Le projet de loi "d'urgence pour Mayotte" a été présenté, ce mercredi 8 janvier, en conseil des ministres. Le texte permet de déroger à de nombreuses règles d'urbanisme, afin d'accélérer la reconstruction de l'archipel dévasté mi-décembre par le cyclone Chido. Il ne contient, en revanche, pas de mesures liées à l'immigration, ce sujet ayant vocation a être débattu dans un deuxième temps. 
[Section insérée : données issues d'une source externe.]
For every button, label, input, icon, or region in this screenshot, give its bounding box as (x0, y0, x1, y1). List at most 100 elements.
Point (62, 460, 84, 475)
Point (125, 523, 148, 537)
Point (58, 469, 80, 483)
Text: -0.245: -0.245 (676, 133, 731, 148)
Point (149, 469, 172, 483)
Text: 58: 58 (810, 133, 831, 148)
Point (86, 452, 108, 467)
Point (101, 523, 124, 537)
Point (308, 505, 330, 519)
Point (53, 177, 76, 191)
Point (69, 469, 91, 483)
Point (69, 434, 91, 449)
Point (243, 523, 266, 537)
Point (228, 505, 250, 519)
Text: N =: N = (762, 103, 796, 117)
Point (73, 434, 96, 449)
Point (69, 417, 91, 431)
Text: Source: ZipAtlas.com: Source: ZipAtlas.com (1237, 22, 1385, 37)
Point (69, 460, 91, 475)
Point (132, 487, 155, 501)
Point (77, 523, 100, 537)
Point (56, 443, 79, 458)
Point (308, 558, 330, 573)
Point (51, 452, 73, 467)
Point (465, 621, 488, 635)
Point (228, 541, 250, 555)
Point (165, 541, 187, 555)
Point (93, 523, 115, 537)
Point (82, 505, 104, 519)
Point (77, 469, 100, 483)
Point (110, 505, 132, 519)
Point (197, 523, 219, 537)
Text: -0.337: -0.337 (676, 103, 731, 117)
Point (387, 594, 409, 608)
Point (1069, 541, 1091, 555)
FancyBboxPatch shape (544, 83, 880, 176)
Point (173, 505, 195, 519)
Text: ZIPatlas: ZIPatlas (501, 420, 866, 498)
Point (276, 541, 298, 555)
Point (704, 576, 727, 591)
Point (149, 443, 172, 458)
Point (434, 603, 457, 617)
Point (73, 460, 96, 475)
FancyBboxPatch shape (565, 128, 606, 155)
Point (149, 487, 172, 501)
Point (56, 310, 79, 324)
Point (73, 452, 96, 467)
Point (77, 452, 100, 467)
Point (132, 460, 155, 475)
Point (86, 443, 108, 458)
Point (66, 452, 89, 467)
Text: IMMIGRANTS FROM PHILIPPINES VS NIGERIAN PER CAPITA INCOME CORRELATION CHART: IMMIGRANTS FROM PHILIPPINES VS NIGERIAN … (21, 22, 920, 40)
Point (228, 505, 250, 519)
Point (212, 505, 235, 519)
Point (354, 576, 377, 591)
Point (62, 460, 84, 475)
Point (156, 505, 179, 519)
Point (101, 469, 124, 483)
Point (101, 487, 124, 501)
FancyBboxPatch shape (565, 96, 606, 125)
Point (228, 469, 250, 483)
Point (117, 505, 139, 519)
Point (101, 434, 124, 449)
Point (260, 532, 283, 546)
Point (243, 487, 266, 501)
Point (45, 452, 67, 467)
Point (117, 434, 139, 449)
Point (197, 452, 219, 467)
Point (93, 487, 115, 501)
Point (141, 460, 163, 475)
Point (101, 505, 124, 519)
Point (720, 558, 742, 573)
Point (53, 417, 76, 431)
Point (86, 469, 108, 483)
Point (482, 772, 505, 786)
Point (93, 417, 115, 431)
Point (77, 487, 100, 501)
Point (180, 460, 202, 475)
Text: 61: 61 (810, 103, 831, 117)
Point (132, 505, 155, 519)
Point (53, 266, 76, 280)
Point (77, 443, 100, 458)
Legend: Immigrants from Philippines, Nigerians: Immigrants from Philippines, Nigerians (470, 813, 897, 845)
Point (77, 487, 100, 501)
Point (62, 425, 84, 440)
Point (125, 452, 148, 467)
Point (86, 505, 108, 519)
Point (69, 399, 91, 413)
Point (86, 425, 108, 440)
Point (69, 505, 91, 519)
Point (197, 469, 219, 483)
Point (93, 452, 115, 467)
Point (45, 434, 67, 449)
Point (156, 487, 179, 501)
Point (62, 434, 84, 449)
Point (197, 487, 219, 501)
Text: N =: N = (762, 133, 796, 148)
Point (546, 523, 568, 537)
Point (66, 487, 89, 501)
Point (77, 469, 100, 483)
"Préparer la reconstruction" de Mayotte, dévastée le 14 décembre 2024 par le cyclone Chido. Le gouvernement de François Bayrou a présenté ce mercredi 8 janvier, en conseil des ministres, le projet de loi "d'urgence pour Mayotte". "Sa philosophie est simple : permettre la mise en œuvre très rapide de mesures urgentes pour faciliter l'hébergement et l'accompagnement de la population, ainsi que la reconstruction ou réparation des infrastructures", a expliqué le ministre des Outre-mer, Manuel Valls, à l'issue du Conseil des ministres.
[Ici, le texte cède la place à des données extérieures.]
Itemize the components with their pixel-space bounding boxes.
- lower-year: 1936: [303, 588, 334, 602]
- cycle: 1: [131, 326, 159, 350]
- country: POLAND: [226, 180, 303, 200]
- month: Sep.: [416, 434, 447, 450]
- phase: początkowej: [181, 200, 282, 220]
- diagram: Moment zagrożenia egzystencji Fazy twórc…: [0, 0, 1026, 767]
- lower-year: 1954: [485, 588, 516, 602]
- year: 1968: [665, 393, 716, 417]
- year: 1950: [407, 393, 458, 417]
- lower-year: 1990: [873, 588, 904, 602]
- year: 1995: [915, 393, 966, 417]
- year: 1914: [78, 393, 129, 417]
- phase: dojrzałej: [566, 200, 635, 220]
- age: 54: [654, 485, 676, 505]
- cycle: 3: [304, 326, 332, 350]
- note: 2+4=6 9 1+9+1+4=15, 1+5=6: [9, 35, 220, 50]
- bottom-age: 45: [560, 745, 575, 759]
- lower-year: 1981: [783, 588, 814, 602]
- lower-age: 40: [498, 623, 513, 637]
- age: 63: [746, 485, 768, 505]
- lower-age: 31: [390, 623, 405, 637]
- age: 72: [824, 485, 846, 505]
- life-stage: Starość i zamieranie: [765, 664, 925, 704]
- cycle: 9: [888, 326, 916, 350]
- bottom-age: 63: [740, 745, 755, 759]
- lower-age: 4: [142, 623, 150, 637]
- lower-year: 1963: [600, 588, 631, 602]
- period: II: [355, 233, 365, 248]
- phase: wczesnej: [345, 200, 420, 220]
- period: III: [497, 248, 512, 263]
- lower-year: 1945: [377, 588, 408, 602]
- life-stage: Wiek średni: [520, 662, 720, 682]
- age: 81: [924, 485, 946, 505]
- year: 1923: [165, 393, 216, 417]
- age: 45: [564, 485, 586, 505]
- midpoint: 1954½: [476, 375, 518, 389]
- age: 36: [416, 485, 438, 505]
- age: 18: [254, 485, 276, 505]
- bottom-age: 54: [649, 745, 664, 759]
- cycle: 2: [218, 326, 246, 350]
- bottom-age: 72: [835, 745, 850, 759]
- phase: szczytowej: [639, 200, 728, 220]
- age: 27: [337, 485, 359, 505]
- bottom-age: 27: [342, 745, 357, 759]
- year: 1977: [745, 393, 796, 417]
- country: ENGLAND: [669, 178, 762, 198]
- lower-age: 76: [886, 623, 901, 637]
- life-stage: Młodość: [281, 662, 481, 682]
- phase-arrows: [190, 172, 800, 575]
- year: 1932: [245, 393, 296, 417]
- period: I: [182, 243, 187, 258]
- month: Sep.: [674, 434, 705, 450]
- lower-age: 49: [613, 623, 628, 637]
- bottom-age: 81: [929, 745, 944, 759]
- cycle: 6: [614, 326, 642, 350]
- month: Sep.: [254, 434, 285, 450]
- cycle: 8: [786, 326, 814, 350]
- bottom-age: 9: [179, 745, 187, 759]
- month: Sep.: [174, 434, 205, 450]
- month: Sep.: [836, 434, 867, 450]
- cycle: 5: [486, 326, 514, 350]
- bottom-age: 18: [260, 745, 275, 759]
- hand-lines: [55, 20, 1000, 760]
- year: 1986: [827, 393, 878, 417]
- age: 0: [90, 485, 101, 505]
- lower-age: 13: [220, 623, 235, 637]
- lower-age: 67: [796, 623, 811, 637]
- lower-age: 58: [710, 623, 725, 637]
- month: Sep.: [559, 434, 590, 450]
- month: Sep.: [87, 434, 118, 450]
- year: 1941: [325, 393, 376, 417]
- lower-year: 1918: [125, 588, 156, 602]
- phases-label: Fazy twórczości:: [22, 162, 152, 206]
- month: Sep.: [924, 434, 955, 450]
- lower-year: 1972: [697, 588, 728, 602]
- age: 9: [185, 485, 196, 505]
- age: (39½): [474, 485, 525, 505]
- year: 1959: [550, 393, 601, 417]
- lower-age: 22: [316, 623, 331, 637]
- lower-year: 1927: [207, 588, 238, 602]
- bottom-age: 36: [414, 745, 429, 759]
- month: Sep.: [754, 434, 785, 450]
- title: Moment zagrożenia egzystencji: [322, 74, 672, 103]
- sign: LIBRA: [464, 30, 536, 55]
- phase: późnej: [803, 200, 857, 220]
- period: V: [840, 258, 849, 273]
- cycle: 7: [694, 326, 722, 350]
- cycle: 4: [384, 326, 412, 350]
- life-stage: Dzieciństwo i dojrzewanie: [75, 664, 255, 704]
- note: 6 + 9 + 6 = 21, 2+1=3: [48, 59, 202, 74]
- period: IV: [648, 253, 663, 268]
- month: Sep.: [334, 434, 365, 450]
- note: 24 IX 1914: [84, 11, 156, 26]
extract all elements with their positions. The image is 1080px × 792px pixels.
Le projet de loi, qui contient 22 articles, permet notamment d'adapter temporairement les règles en matière d'urbanisme ou d'expropriation. Il ne porte pas, en revanche, sur le sujet sensible de l'immigration à Mayotte, pourtant jugée "incontrôlée" par François Bayrou le 30 décembre dernier. Cette thématique, selon prioritaire Bruno Retailleau, Manuel Valls et Sébastien Lecornu (respectivement ministres de l'Intérieur, des Outre-mer et des Armées), devrait être abordée dans un texte distinct, au printemps prochain.

Le 18 décembre 2024, le Premier ministre de l'époque, Michel Barnier, qui gérait les affaires courantes après la censure de son gouvernement, avait déjà déclaré l'état de calamité naturelle exceptionnelle à Mayotte, afin de "permettre une gestion plus rapide et efficace de la crise". Dans l'exposé des motifs de son projet de loi, le gouvernement Bayrou ajoute qu'il ne renonce pas à la possibilité de prendre prochainement, par décret, "de nombreuses mesures, y compris de nature législative".

Un établissement public

Le projet de loi permet, en premier lieu, l'intervention d'un établissement public dédié à la reconstruction de Mayotte. Il devra s'agir d'un "opérateur puissant", a souligné Manuel Valls, qui a fait référence à la méthode retenue pour reconstruire Notre-Dame de Paris. Le ministre des Outre-mer a par ailleurs indiqué que le général Pascal Facon sera chargé de "préfigurer cet établissement" avec l'idée qu'il en devienne à terme le directeur général.

Le texte facilite aussi la reconstruction des écoles et facilite l'installation rapide de constructions temporaires "destinées à l'hébergement d'urgence". Ces constructions seront "dispensées" de formalités liées au code de l'urbanisme, à condition que leur durée d'implantation ne soit pas supérieure à deux ans. Dans le cas contraire, les constructions devront être régularisées ou détruites.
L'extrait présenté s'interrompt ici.